ERIC Number: ED247541
Record Type: RIE
Publication Date: 1984-May-10
Reference Count: 0
Transactional Theory as a Potential for Research in Literacy.
A transactional investigation of reading considers comprehension to be more than the duplication of the author's message. Rather, it entails the readers' interpretation of the textual representation that he or she has constructed. Thus, researchers must ask how the reader duplicated the author's creative role. The goal, in other words, is to investigate the processes that give rise to the reader's interpretation. This can be done through an ethnographic mode of inquiry. Ethnographies permit the researcher to study all that the reader brings to reading such as attitudes, interests, and instructional history, as well as the definition the reader ascribes to the event as a whole. Ethnographies also allow for open-ended attitudes--hypotheses that are not formulated a priori, but instead are generated and revised in the course of field work. Furthermore, ethnography, like reading, is itself a transactional process. Not unlike reading, beliefs and actions are pulled from the stream of experience so that they may be evaluated and developed.
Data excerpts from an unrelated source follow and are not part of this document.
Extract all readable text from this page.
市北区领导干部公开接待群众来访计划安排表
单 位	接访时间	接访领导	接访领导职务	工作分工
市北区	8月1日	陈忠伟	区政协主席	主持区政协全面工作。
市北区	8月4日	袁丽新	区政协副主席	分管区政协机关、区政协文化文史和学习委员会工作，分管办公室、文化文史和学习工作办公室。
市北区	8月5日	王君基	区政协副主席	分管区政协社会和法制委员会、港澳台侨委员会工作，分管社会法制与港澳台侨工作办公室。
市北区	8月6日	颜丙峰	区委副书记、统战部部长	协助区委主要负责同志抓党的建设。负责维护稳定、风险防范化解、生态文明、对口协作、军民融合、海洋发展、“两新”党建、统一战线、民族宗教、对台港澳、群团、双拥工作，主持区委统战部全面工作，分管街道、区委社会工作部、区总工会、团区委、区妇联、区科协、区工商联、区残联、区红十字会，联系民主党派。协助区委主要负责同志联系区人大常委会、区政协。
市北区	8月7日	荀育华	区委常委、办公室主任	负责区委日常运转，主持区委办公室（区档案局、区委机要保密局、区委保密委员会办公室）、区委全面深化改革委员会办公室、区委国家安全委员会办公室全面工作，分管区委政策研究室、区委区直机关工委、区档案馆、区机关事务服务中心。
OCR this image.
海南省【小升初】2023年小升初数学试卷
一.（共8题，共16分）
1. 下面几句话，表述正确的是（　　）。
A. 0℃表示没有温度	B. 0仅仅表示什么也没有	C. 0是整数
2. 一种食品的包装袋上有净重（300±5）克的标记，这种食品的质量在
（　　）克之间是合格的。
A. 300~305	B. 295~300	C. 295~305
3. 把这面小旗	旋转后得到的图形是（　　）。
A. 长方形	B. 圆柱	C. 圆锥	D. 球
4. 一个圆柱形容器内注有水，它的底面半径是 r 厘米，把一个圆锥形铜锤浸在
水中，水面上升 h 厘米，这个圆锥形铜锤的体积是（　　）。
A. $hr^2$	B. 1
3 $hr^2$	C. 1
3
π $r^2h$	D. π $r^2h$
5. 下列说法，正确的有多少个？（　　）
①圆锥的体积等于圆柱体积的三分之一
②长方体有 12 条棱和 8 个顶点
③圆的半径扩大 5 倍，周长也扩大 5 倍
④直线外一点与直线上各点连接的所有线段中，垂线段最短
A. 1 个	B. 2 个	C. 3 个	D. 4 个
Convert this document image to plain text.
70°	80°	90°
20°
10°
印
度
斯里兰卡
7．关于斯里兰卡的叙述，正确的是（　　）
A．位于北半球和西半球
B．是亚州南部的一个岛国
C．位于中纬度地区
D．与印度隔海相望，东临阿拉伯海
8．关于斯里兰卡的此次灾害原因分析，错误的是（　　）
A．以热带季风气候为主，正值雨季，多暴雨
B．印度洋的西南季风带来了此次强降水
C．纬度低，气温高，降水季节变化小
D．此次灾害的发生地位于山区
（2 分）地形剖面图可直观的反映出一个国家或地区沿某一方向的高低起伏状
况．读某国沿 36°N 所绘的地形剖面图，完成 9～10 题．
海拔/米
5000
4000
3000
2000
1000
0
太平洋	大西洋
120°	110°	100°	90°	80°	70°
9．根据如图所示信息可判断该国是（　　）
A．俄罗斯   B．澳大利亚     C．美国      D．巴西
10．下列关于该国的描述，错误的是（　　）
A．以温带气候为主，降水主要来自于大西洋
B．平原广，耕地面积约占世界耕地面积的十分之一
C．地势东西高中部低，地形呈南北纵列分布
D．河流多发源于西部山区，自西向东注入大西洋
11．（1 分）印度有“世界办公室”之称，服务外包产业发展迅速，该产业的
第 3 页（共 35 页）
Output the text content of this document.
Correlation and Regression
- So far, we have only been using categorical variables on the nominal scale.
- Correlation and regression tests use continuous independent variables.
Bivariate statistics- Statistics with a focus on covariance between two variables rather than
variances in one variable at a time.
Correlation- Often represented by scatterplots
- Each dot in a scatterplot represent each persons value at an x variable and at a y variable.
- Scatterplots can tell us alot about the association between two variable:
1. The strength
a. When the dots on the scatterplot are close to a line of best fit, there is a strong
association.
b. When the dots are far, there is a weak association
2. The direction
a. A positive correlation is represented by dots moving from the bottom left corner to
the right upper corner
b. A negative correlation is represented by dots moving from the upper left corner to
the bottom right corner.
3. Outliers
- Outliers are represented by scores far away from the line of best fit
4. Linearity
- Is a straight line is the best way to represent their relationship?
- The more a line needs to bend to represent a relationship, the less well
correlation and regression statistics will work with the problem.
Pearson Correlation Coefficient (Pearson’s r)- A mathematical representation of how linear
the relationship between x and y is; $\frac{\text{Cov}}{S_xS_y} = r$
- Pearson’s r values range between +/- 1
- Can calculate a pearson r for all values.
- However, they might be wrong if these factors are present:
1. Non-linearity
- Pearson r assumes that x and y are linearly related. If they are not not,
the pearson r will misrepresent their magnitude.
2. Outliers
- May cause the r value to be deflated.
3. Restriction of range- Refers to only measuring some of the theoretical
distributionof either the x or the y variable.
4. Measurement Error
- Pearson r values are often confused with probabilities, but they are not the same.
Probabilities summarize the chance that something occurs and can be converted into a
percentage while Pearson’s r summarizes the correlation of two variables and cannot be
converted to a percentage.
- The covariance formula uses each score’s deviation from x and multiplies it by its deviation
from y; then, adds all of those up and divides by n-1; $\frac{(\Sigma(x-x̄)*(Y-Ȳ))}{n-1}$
Thus, ethnographies permit a mode of inquiry that is commensurate with a transactional definition of reading comprehension. (HOD)
Publication Type: Speeches/Meeting Papers
Education Level: N/A
Authoring Institution: N/A
Identifiers: Reader Text Relationship; Transactional Theory
Note: Paper presented at the Annual Meeting of the International Reading Association (29th, Atlanta, GA, May 6-10, 1984).